De passage à Beauharnois, François Legault en a profité pour prendre un dîner sur le pouce et goûter à la poutine locale.

La CAQ abaisserait les seuils d'immigration dès 2019

Si elle accède au pouvoir, la Coalition avenir Québec (CAQ) abaissera dès 2019 les seuils annuels d’immigration, les faisant passer de 50 000 à 40 000 personnes. La diminution de 10 000 immigrants se ferait à travers toutes les catégories d’immigrants, soit l’immigration économique, la réunification familiale et les réfugiés.

«Vingt pour cent dans chaque catégorie», a lâché le chef caquiste François Legault à la toute fin d’une mêlée de presse, mercredi, à Longueuil. Jamais il n’avait été aussi précis quant à sa vision pour l’immigration.

Pourquoi préciser sa pensée maintenant, dans les locaux de l’Union des producteurs agricoles? «Bin, vous ne l’aviez pas demandé», a-t-il répondu, laissant les journalistes pantois.

Selon François Legault, les seuils d’immigration au Québec ne devraient pas être réduits graduellement, mais plutôt en bloc, dès 2019.

Il contredisait ainsi sa candidate dans Huntingdon, Claire IsaBelle, qui plus tôt dans la journée avait déclaré que la diminution se ferait «probablement graduellement».

La sortie de Mme IsaBelle a forcé la CAQ à préciser son échéancier et à expliquer les mesures qu’elle entend prendre avec Ottawa, si elle est élue le 1er octobre.

Car la compétence en matière d’immigration est partagée avec le gouvernement canadien. La seule catégorie d’immigrants sur laquelle le gouvernement du Québec exerce un contrôle est celle des immigrants économiques (30 000 des 50 000 personnes que l’on accueille chaque année).

«Ça suppose d’avoir un résultat de négociation pour les deux autres catégories avec le fédéral», afin qu’elles puissent être gérées par le Québec, a déclaré M. Legault.

«Actuellement, ça ne marche pas. [...] Il y a de la réunification familiale qui grossit très vite, sans aucune condition, ils arrivent ici, pas besoin de travailler, pas besoin de parler français. [...] Est-ce qu’on n’est pas mieux d’en prendre moins et d’en prendre soin?» a-t-il plaidé, en réitérant sa promesse d’imposer un test de français et un test de valeurs aux nouveaux arrivants.

Ce dernier comporterait des questions sur l’égalité homme-femme et le demandeur qui échoue ne pourrait devenir citoyen au Québec.

S’il remporte l’élection, François Legault juge qu’il aura la légitimité démocratique pour renégocier avec Ottawa. Il ne croit pas se heurter à des portes closes. «M. [Justin] Trudeau va être obligé d’en tenir compte», a-t-il déclaré, sinon «oui», il y aura un prix politique à payer.

Pénurie de main-d’œuvre

«Erreur massive, a aussitôt réagi son adversaire libéral Philippe Couillard. Je ne l’invente pas. Tout le monde nous le dit. La pénurie de main-d’œuvre qualifiée, moins qualifiée, partout l’immigration fait partie des solutions. De prétendre vouloir diminuer les seuils d’immigration, c’est anti-économique.

«Pour cette seule raison, la CAQ ne devrait pas être autorisée par la population à former le gouvernement», a-t-il pesté.

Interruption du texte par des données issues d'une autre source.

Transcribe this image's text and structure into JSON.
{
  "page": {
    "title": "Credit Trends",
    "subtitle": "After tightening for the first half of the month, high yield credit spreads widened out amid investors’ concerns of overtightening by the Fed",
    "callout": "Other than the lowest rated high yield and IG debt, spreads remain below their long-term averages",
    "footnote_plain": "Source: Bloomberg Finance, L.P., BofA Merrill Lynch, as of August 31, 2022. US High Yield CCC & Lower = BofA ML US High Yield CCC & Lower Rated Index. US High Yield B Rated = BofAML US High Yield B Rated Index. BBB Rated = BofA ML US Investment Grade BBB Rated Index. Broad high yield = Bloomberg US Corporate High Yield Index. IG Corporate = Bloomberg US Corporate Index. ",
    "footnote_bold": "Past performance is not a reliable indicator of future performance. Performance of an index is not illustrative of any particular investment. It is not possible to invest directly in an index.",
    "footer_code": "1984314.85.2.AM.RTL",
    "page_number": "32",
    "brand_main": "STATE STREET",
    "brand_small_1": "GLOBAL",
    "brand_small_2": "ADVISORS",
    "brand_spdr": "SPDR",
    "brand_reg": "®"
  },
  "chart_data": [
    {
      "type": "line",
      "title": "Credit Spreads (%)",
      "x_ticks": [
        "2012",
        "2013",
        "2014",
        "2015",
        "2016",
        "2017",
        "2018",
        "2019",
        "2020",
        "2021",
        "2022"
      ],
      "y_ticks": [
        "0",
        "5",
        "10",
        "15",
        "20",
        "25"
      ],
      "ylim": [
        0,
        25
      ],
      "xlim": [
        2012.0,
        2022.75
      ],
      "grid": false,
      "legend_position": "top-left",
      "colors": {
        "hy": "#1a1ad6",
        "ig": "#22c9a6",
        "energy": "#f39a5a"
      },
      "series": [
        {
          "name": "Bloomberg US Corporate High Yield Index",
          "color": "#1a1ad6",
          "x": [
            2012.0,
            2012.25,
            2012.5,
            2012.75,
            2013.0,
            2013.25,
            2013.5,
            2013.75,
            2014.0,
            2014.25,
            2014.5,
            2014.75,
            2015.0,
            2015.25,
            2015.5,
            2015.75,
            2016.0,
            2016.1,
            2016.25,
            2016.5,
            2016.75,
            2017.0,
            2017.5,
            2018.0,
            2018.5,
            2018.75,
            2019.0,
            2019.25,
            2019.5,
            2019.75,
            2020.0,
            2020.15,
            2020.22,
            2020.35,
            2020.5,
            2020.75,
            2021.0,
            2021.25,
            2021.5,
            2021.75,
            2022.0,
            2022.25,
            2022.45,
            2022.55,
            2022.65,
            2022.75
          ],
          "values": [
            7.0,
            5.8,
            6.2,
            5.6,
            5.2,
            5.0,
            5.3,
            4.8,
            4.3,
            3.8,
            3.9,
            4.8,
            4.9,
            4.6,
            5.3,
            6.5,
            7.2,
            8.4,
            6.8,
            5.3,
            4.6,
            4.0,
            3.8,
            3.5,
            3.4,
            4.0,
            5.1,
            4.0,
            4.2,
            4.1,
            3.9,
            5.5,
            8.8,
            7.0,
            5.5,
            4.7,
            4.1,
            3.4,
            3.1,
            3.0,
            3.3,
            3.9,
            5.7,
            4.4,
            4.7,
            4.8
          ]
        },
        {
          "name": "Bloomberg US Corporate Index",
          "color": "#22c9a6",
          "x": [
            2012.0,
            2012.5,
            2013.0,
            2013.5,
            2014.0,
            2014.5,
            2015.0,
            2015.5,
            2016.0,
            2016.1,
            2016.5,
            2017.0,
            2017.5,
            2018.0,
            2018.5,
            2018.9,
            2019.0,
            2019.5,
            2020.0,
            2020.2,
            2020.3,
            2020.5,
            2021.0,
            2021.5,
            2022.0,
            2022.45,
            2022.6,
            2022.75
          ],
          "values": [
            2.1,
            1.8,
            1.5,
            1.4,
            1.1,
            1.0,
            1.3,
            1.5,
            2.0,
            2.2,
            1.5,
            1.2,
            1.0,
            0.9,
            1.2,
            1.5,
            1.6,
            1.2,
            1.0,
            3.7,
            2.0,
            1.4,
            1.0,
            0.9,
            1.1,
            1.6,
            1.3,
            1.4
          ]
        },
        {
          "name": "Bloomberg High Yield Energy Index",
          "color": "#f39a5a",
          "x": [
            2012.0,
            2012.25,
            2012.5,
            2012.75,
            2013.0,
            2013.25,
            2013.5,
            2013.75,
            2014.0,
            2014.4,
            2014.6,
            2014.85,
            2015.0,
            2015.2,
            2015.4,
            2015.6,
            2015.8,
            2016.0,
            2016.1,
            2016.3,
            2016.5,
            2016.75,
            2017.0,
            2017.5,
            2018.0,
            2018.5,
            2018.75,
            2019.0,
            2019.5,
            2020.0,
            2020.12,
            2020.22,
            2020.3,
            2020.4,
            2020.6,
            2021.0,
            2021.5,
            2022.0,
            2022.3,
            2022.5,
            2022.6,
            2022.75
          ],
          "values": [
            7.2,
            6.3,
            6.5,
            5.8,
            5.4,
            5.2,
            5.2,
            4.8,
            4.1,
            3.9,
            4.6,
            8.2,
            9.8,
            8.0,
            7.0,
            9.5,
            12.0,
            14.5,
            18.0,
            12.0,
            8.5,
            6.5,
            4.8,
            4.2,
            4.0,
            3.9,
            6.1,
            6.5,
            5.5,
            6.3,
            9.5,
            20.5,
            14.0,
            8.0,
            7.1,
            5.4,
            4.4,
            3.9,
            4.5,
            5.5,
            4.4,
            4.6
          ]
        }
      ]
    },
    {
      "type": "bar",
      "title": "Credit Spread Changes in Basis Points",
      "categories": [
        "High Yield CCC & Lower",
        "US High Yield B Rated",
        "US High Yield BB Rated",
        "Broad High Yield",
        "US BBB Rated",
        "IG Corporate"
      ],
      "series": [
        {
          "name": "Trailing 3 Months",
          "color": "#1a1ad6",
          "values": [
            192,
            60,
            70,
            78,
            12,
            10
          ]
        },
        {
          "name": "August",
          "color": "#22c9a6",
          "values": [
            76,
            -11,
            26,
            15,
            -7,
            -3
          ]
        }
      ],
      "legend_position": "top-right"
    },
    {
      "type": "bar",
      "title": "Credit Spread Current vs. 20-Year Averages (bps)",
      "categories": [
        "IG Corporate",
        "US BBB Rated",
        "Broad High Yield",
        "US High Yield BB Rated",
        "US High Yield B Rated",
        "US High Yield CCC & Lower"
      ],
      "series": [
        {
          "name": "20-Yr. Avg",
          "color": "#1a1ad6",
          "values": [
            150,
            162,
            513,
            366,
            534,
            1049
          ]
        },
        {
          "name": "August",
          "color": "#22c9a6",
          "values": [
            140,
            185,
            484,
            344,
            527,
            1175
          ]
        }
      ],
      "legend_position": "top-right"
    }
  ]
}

« Il y a de la réunification familiale qui grossit très vite, sans aucune condition, ils [les immigrants] arrivent ici, pas besoin de travailler, pas besoin de parler français  »
François Legault, chef de la Coalition avenir Québec

Le sujet s’est imposé au jour 14 de la campagne électorale, alors que M. Legault et sa candidate IsaBelle visitaient les Serres Lefort, à Sainte-Clotilde-de-Châteauguay.

Les journalistes ont questionné Mme IsaBelle sur l’impact potentiel d’une réduction des seuils d’immigration sur les agriculteurs, qui font face à une pénurie de main-d’œuvre.

La CAQ est d’avis qu’une telle mesure ne serait pas néfaste à l’économie, car le Québec perdrait déjà 26 % de ses immigrants, qui partent s’installer ailleurs au Canada.

Par ailleurs, les producteurs embauchent des travailleurs étrangers temporaires, qui ne font pas partie des catégories appelées à être réduites, a précisé le parti.